I have been writing since I was a teenager. At university, I had a professor who really encouraged me to write. As this professor was never stingy with his time, I submitted my writings to him. He particularly highlighted stereotypical expressions and advised me to look for original formulas and innovative turns of phrase. I was studying English. This experience of quasi-immersion in English-speaking literature from all over the world was also very educational for me. I understood that it was not enough to know how to tell a story, but how to tell it was equally, if not more, important.

It seems that your mother, who was an academic, told you “ since you want to become a writer, you need to read the books in the Heinemann African Writers’ Series “. Have you read all 350 titles in the collection ?

No, of course I didn’t read every title, but I read every novel that was in my mother’s university library. As a teacher, she was allowed to borrow them and she passed them on to me. This is how I discovered the great classics of African literature. These novels meant a lot to me. First of all, because they made my aspiration to become a writer plausible. I thought there was an audience for stories about Nigeria, told from a Nigerian perspective. I believe that it was after reading the titles of this series that I really began to think about the themes around which I built my novels, themes drawn from contemporary Nigeria.

What does this second novel say? ?

It’s the story of two families. Through their parallel stories, I try to tell the story of the city where they live, contemporary Nigerian society where class struggle is in full swing. I wanted to explore the consequences of social inequalities on the lives of the protagonists of my novel, and on their families too. The two families whose evolution the novel traces constitute the prism through which I try to show the state of the Nigerian nation. Added to these considerations is a story of love and mourning.

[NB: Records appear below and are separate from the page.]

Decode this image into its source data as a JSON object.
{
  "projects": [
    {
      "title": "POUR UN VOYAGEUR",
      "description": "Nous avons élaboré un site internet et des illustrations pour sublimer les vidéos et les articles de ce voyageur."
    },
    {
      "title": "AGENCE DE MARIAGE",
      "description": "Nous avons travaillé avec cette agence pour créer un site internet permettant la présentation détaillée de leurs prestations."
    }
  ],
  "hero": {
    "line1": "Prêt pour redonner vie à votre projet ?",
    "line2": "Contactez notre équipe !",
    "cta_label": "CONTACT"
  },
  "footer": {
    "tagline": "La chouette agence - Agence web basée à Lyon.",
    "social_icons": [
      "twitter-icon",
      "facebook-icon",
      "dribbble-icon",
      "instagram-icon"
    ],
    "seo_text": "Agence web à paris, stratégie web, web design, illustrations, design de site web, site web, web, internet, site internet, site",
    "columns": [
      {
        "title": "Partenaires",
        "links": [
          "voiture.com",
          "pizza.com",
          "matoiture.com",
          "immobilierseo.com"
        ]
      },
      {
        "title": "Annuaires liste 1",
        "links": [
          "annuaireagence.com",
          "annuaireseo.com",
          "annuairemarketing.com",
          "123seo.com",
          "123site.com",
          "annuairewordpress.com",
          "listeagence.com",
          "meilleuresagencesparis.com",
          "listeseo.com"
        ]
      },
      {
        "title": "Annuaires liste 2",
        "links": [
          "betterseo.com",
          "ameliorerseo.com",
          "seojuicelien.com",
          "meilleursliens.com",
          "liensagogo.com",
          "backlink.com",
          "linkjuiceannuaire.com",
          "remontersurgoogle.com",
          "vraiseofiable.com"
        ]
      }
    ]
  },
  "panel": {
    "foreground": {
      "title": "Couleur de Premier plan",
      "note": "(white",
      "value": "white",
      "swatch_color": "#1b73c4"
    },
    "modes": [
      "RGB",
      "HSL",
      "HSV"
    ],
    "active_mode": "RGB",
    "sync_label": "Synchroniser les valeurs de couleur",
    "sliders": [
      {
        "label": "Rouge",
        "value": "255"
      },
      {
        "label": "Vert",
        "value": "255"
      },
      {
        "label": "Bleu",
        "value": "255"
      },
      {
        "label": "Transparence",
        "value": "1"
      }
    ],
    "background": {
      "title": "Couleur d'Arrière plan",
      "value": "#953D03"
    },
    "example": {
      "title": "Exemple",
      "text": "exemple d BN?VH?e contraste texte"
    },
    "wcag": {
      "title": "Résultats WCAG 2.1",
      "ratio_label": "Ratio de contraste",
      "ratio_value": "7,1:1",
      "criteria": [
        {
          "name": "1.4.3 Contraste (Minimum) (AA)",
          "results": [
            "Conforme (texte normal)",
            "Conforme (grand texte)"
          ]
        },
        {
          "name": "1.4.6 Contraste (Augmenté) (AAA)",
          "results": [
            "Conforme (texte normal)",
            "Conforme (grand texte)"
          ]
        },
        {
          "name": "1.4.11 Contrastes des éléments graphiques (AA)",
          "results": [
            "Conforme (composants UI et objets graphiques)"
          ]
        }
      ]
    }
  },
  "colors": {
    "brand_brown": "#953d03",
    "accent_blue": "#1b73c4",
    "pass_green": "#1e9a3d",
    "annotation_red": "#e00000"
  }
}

It is also a question here of corruption, of male-female relations in Nigeria today, of ethnic and social violence. It’s a very political novel, no ?

You know, I’ve been thinking about this novel for a very long time. Its real theme is, in my opinion, social promotion. Through the experiences of my characters, I tried to understand if today, in Nigeria, the social elevator works, especially for men and women who grew up in poverty. I was also keen to tell how the country’s unchanging socio-political structure perpetuates the class hierarchy. The case of Eniola, from a downclassed family, illustrates well, it seems to me, how political choices impact citizens. What interested me in particular was showing the thousand and one consequences of corruption on the lives of the characters.

Each of the four parts of your book is named after the title of one of the recent Nigerian novels, written by some of the authors of your generation. You seem to want to constitute an intertextual network of universes and imaginations ?

Yes, absolutely. By referring through the titles to books by contemporary authors, I wanted the reader to be able to approach my novel with these other imaginations in mind. I was inspired by the visions of my contemporaries because they seem to say something fundamental about Nigeria as a country, about what it means to be Nigerian today. Let us add that I conceived this novel as a sort of homage to the very experience of reading literary works, reading as an opening to the world. A Spell of Good Things is a reflection on Nigeria, but far from being an isolated reflection, it unfolds in the continuity of the literary works of its time.

In the time of the damned and the blessed (A Spell of Good Things), by Ayobami Adebayo, translated from English by Virginie Buhl, Charleston, 512 p., €22.90, digital €13.